SANNA:- Many Yemeni families reportedly have nothing to eat but leaves as a humanitarian crisis caused by Saudi Arabia's deadly bombing campaign on the impoverished state reaches a critical stage.
The Associated Press reported that people in the Aslam district of Yemen's northwestern Hajjah Province rely on leaves from the local vine, known as Halas in Arabic or Arabian Wax Leaf in English, due to worsening hunger.
Mothers, the report said, pick the leaves, then wash and boil them into a sour, acidic green paste to stave off starvation.
According to local health figures, Aslam recorded one of Hajjah's highest jumps in the number of malnourished children, from 384 cases being treated in January, an additional 1,319 more came in over the next six months.
Additionally, Aslam's main health center has no pediatricians, electricity, oxygen cylinders and fuel for generators, the report said.
"Aslam is just another picture of Somalia," said Saleh al Faqih, a worker in a mobile Health Ministry clinic.
In the village of al-Mashrada, situated near Aslam, the mother of a 7-month-old girl, Zahra, is undernourished herself and is often unable to breastfeed her child.
"Since the day she was born, I have not had the money to buy her milk or buy her medicine," said the mother who feeds her whole family with Halas mush.
"We are in the 21st century, but this is what the war did to us," said Mekkiya Mahdi, the Aslam health center chief.
At least 20 children are known to have died of starvation this year in Hajjah.

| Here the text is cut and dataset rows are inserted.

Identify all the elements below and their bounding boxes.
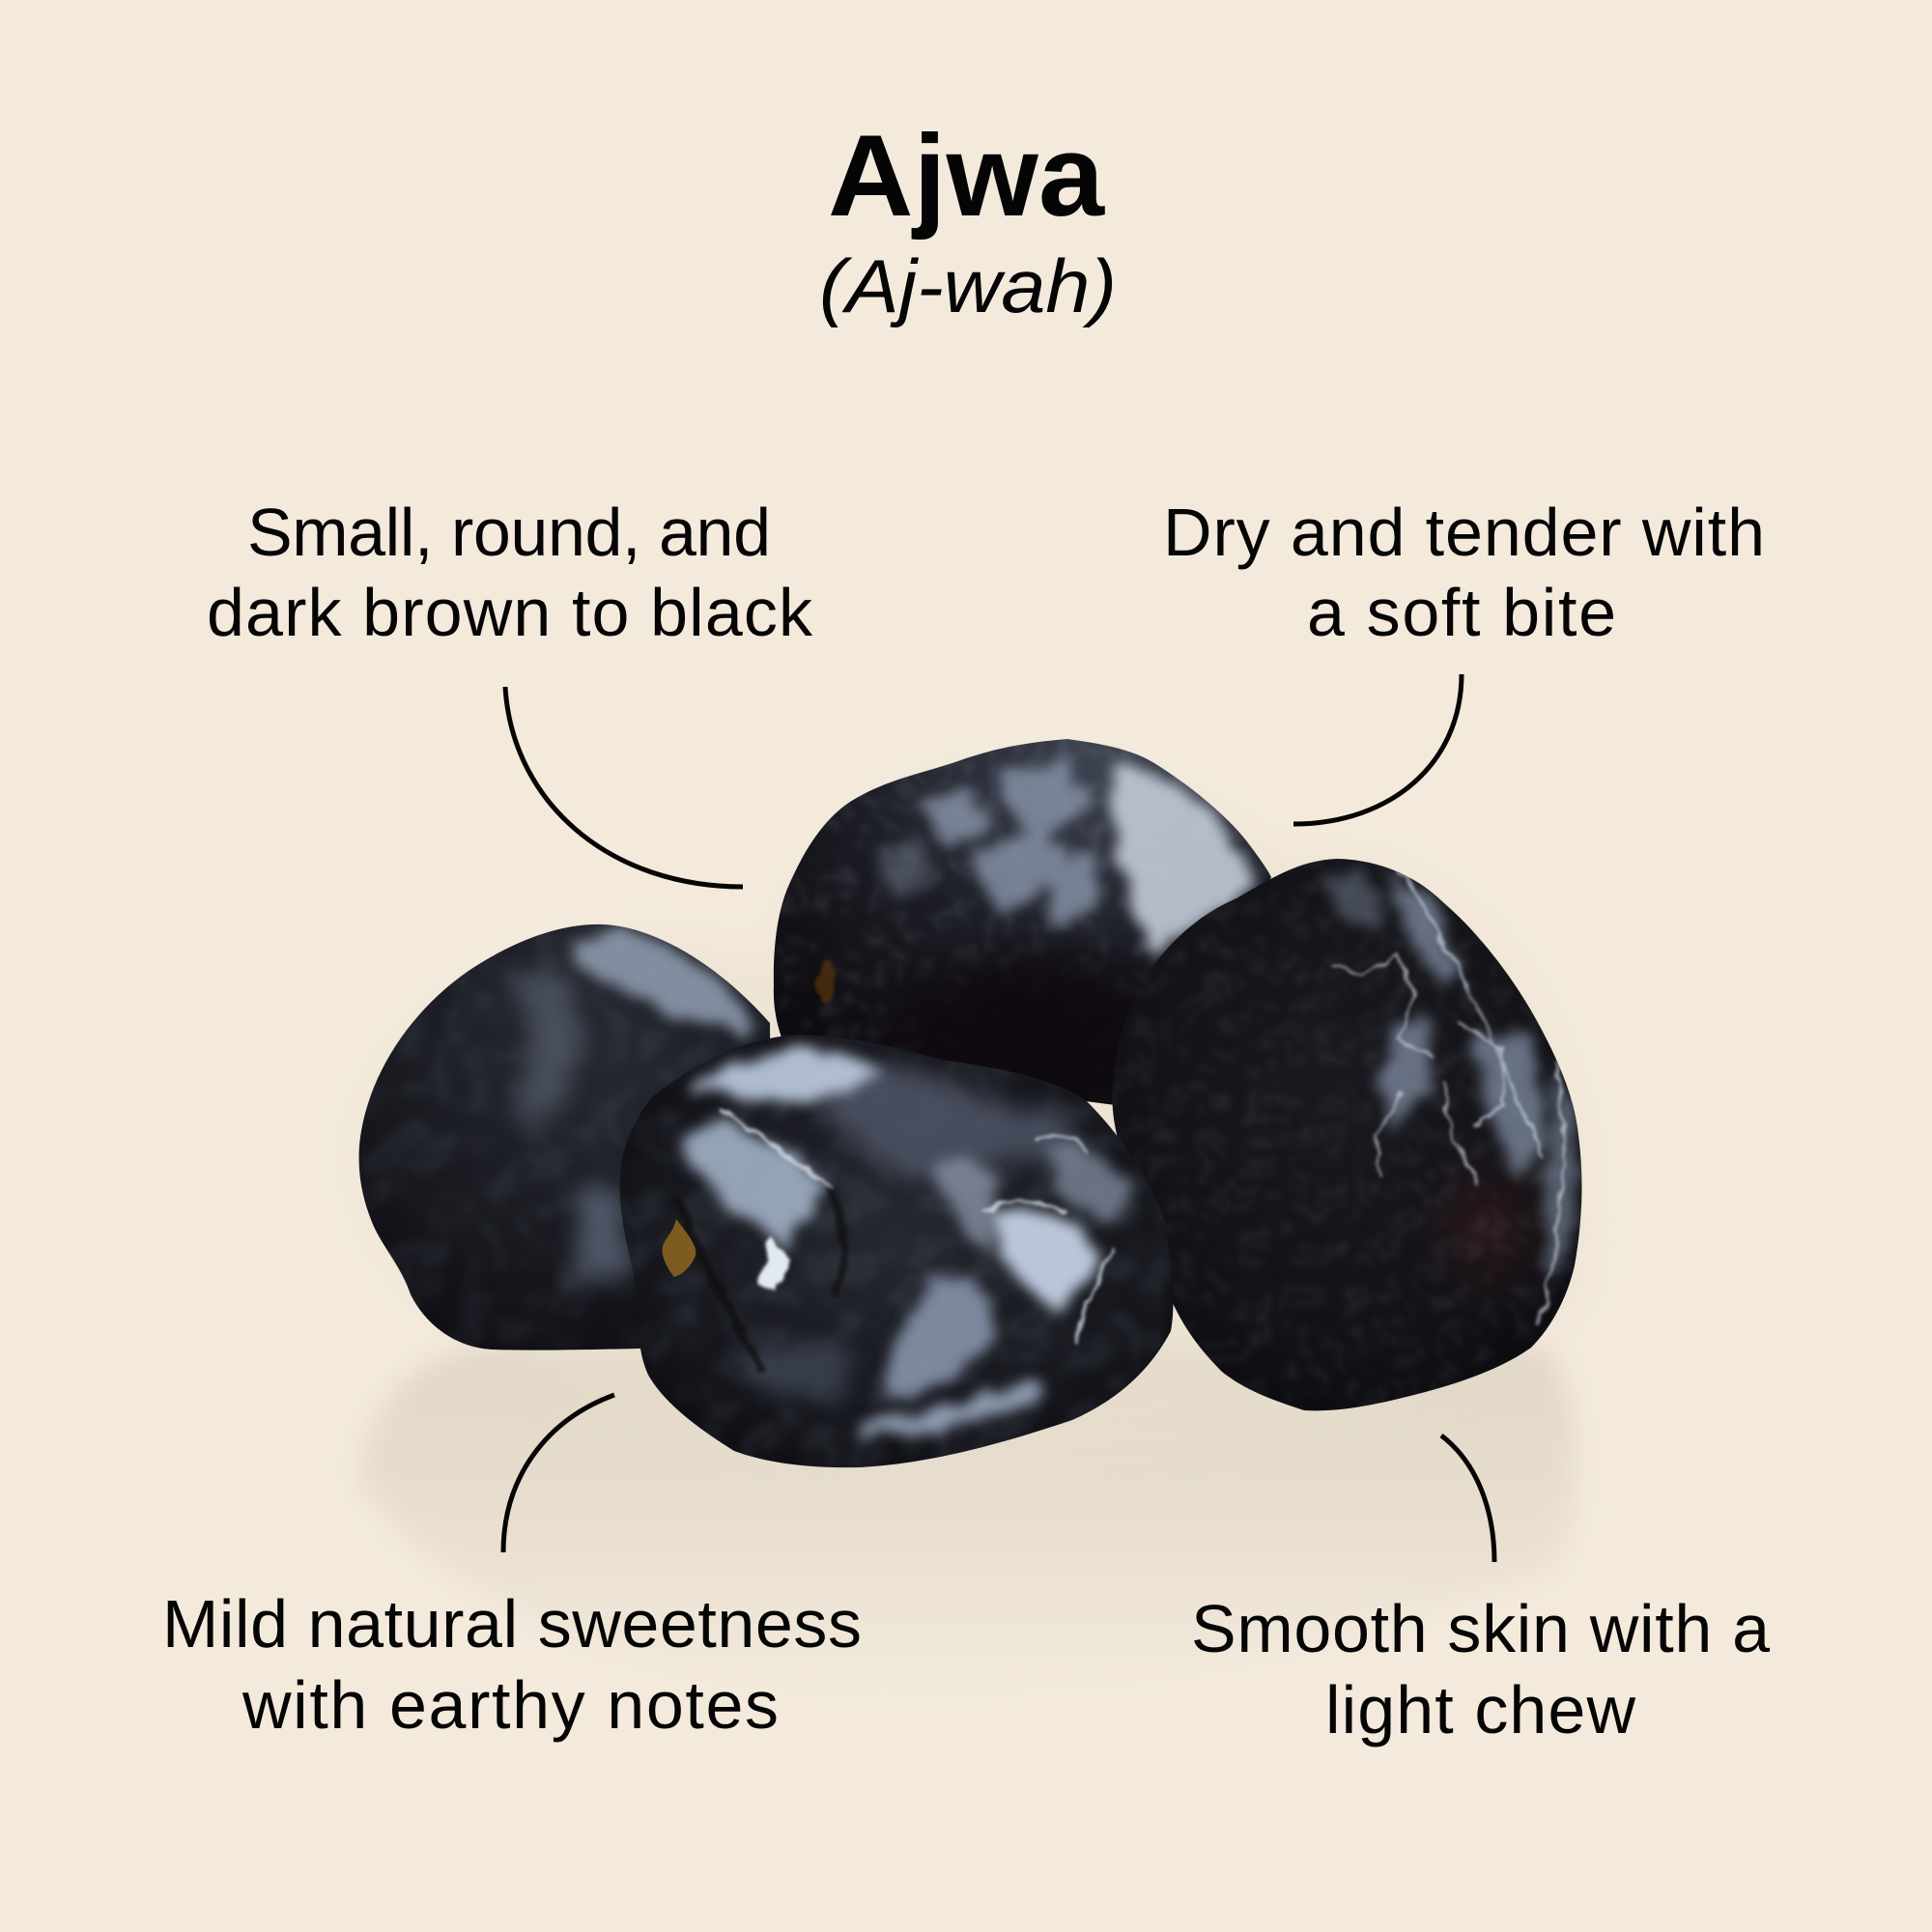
callout: Smooth skin with a light chew xyxy=(1191,1591,1770,1747)
date: back xyxy=(773,739,1271,1105)
lower highlight: left date xyxy=(570,1183,628,1285)
bright silver highlight: back date xyxy=(1111,763,1256,952)
lower shadow: back date xyxy=(896,941,1146,1102)
reddish glow: right date xyxy=(1447,1180,1531,1275)
callout: Smooth skin with a light chew: light chew xyxy=(1325,1672,1635,1747)
date: right xyxy=(1101,850,1594,1420)
texture: front date xyxy=(613,1024,1183,1478)
arrow: bottom-left connector xyxy=(503,1395,614,1552)
subtitle: pronunciation: (Aj-wah) xyxy=(819,243,1117,328)
dark crease: front date xyxy=(676,1190,843,1372)
highlight: front upper right xyxy=(1043,1140,1135,1227)
arrow: top-right connector xyxy=(1293,674,1462,824)
dim facet: front lower left xyxy=(739,1346,850,1401)
highlight: front left facet xyxy=(688,1121,826,1251)
date: front xyxy=(613,1024,1183,1478)
callout: Mild natural sweetness with earthy notes xyxy=(162,1586,862,1743)
highlight: front small bright xyxy=(761,1236,790,1293)
highlight: front middle xyxy=(932,1154,1000,1251)
top highlight: left date xyxy=(570,924,758,1036)
arrow: bottom-right connector xyxy=(1441,1435,1494,1562)
soft halo around the dates xyxy=(359,770,1586,1468)
grey top sheen: front date xyxy=(792,1072,1082,1183)
crease lines: front date xyxy=(720,1109,1116,1343)
texture: right date xyxy=(1119,861,1580,1406)
brown stem scar: back date xyxy=(816,959,836,1002)
crease lines: right date xyxy=(1333,869,1565,1323)
callout: Dry and tender with a soft bite: a soft bite xyxy=(1307,575,1616,650)
texture: back date xyxy=(777,739,1264,1049)
title: Ajwa xyxy=(828,111,1105,241)
callout: Mild natural sweetness with earthy notes: with earthy notes xyxy=(242,1667,779,1743)
shine patches: right date xyxy=(1323,869,1577,1275)
arrow: top-left connector xyxy=(505,687,743,887)
callout: Small, round, and dark brown to black xyxy=(207,495,813,650)
callout: Small, round, and dark brown to black: dark brown to black xyxy=(207,575,813,650)
centre highlight: left date xyxy=(512,971,580,1121)
callout: Dry and tender with a soft bite: Dry and tender with xyxy=(1163,495,1765,570)
highlight: front lower band xyxy=(855,1379,1038,1441)
highlight: front right facet xyxy=(995,1212,1101,1314)
brown stem scar: front date xyxy=(663,1219,696,1277)
highlights: front date xyxy=(688,1048,1135,1441)
mottled highlight: back date xyxy=(869,763,1101,927)
reflection of the dates xyxy=(359,1345,1576,1700)
date: left xyxy=(348,913,782,1357)
callout: Small, round, and dark brown to black: Small, round, and xyxy=(247,495,771,570)
callout: Smooth skin with a light chew: Smooth skin with a xyxy=(1191,1591,1770,1666)
highlight: front centre xyxy=(884,1275,1000,1401)
highlight: front top-left xyxy=(691,1048,884,1101)
callout: Dry and tender with a soft bite xyxy=(1163,495,1765,650)
callout: Mild natural sweetness with earthy notes: Mild natural sweetness xyxy=(162,1586,862,1662)
texture: left date xyxy=(362,924,763,1347)
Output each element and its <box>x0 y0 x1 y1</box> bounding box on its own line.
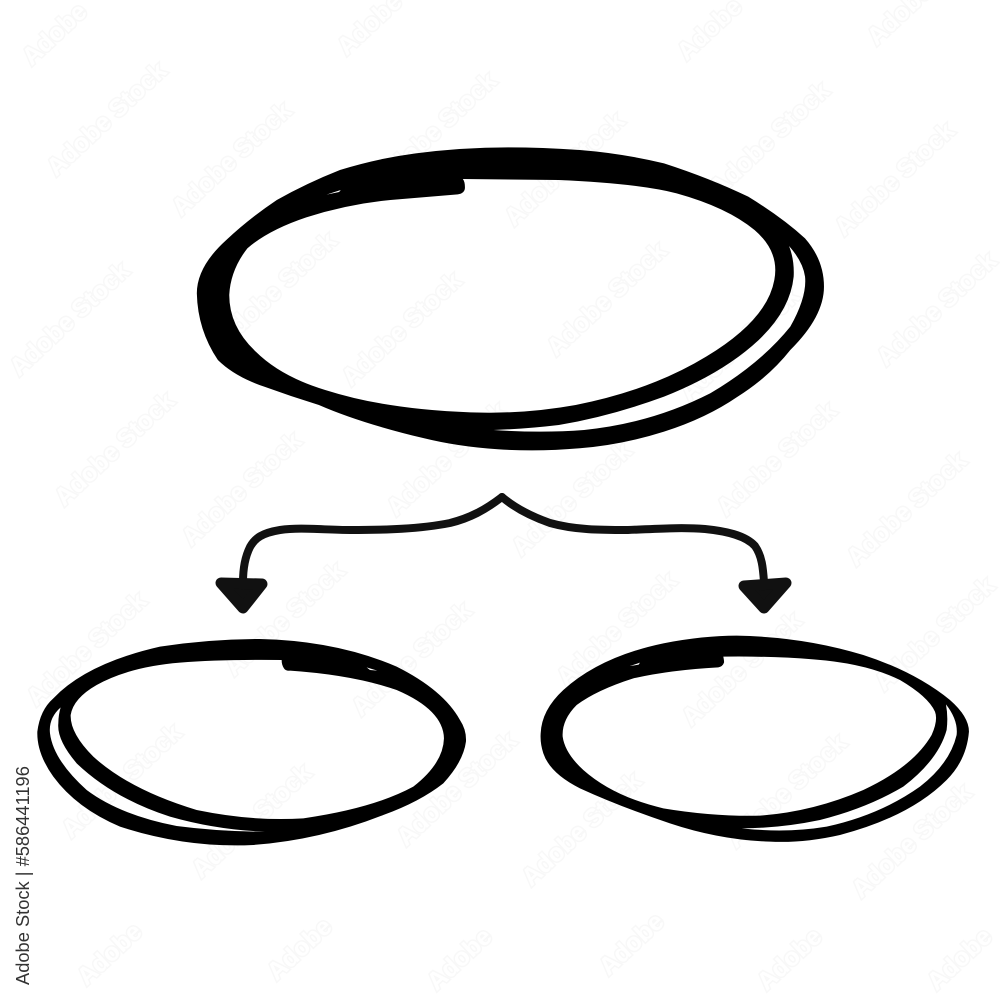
watermark text: Adobe Stock <box>381 397 512 521</box>
watermark text: Adobe Stock <box>704 77 835 201</box>
watermark text: Adobe Stock <box>336 267 467 391</box>
watermark text: Adobe Stock <box>846 779 977 903</box>
watermark text: Adobe Stock <box>674 282 805 406</box>
watermark text: Adobe <box>594 907 670 981</box>
watermark text: Adobe Stock <box>56 719 187 843</box>
watermark text: Adobe Stock <box>841 447 972 571</box>
watermark text: Adobe Stock <box>721 729 852 853</box>
watermark text: Adobe <box>262 912 338 986</box>
watermark text: Adobe Stock <box>49 387 180 511</box>
watermark text: Adobe Stock <box>541 237 672 361</box>
watermark text: Adobe Stock <box>219 557 350 681</box>
watermark text: Adobe Stock <box>869 572 1000 696</box>
arrowhead: right <box>744 583 786 608</box>
watermark text: Adobe Stock <box>371 67 502 191</box>
right arrow line <box>502 497 764 582</box>
watermark text: Adobe Stock <box>711 397 842 521</box>
branching arrow <box>221 497 786 608</box>
watermark text: Adobe Stock <box>391 727 522 851</box>
top oval <box>197 147 824 450</box>
watermark text: Adobe Stock <box>829 117 960 241</box>
left arrow line <box>243 497 502 582</box>
watermark text: Adobe Stock <box>186 759 317 883</box>
watermark text: Adobe Stock <box>676 607 807 731</box>
watermark text: Adobe Stock <box>4 257 135 381</box>
arrowhead: left <box>221 583 262 608</box>
watermark text: Adobe <box>922 922 998 996</box>
watermark text: Adobe Stock <box>551 567 682 691</box>
watermark text: Adobe Stock <box>506 437 637 561</box>
watermark text: Adobe Stock <box>166 97 297 221</box>
watermark text: Adobe Stock <box>499 107 630 231</box>
watermark text: Adobe Stock <box>211 227 342 351</box>
watermark text: Adobe Stock <box>176 427 307 551</box>
watermark text: Adobe <box>422 922 498 996</box>
bottom left oval <box>37 639 466 845</box>
bottom right oval <box>541 636 969 842</box>
vertical stock id: Adobe Stock | #586441196 <box>12 766 33 985</box>
watermark text: Adobe Stock <box>21 587 152 711</box>
watermark text: Adobe Stock <box>516 767 647 891</box>
watermark text: Adobe Stock <box>346 597 477 721</box>
watermark text: Adobe <box>72 917 148 991</box>
watermark text: Adobe <box>752 922 828 996</box>
watermark text: Adobe Stock <box>41 57 172 181</box>
watermark text: Adobe Stock <box>871 247 1000 371</box>
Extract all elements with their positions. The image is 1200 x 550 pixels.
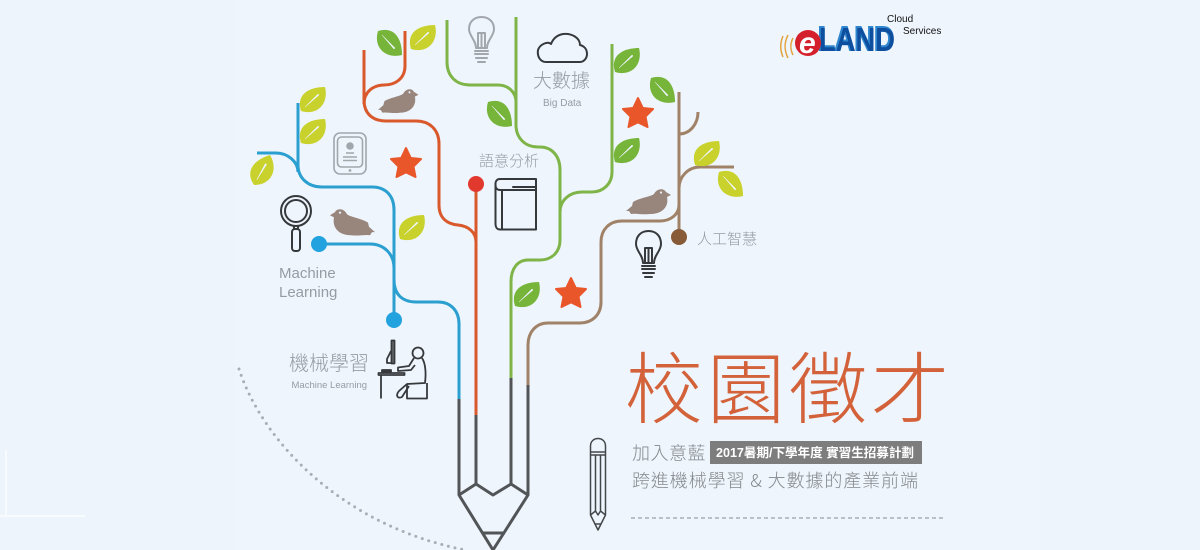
- subtitle line 2: 跨進機械學習 & 大數據的產業前端: [632, 467, 919, 493]
- label: machine learning chinese: Machine Learning: [292, 380, 367, 391]
- title: 校園徵才: [625, 328, 953, 440]
- label: semantic analysis: 語意分析: [479, 150, 539, 171]
- logo: eland cloud services: [781, 14, 941, 60]
- logo: eland cloud services: LAND: [818, 20, 894, 57]
- orange branches: [364, 31, 476, 415]
- red node: semantic analysis: [468, 176, 484, 192]
- subtitle line 1: 加入意藍: [632, 440, 706, 466]
- icon: dark bulb: [636, 231, 661, 277]
- leaves: [246, 25, 743, 307]
- birds: [330, 89, 671, 236]
- logo: eland cloud services: Cloud: [887, 14, 913, 25]
- dashed divider: [631, 517, 946, 519]
- blue node: machine learning bottom: [386, 312, 402, 328]
- label: machine learning chinese: [289, 347, 369, 391]
- label: big data: Big Data: [543, 98, 582, 109]
- logo: eland cloud services: e: [799, 27, 816, 60]
- label: machine learning: Machine: [279, 265, 336, 282]
- blue node: machine learning top: [311, 236, 327, 252]
- label: artificial intelligence: 人工智慧: [697, 228, 757, 249]
- icon: id card tablet: [334, 133, 366, 174]
- label: big data: [533, 66, 590, 109]
- icon: small pencil: [590, 438, 606, 530]
- icon: person at computer: [378, 340, 427, 398]
- icon: book: [496, 179, 536, 230]
- blue branches: [257, 103, 459, 399]
- icon: cloud: [538, 34, 587, 62]
- program badge: 2017暑期/下學年度 實習生招募計劃: [716, 445, 914, 460]
- pencil trunk: [459, 378, 528, 550]
- icon: magnifier: [281, 196, 311, 251]
- label: machine learning: Learning: [279, 284, 337, 301]
- label: big data: 大數據: [533, 66, 590, 93]
- dotted arc: [239, 369, 465, 550]
- logo: eland cloud services: LAND: [819, 21, 895, 58]
- program badge: [710, 441, 922, 464]
- icon: gray bulb: [469, 17, 494, 62]
- logo: eland cloud services: Services: [903, 26, 941, 37]
- stars: [391, 98, 653, 307]
- green branches: [447, 17, 612, 378]
- label: machine learning: [279, 265, 337, 301]
- brown node: artificial intelligence: [671, 229, 687, 245]
- brown branches: [528, 92, 734, 385]
- label: machine learning chinese: 機械學習: [289, 347, 369, 376]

Walid al-Shamshan, head of the Health Ministry's nutrition section in Hajjah, said the province had seen 17,000 cases of severe acute malnutrition in the first six months of 2018, higher than in any full year on record.
"Deaths happen in remote villages where people can't reach the health units," Shamshan said. "It's a steady deterioration and it's scary."
According to UNICEF, 1.8 million children are acutely malnourished in Yemen.
Saudi Arabia and its allies launched a brutal war, code-named Operation Decisive Storm, against Yemen in March 2015 in an attempt to reinstall former president Abd Rabbuh Mansur Hadi, a staunch ally of Riyadh, and crush the Houthis.
The Western-backed offensive initially consisted of a bombing campaign, but was later coupled with a naval blockade and the deployment of ground forces into Yemen.
The blockade on Yemen has smothered humanitarian deliveries of food and medicine to the import-dependent country.
An estimated 8.4 million Yemenis are on the verge of starvation while almost 18 million lack access to good, nutritious food.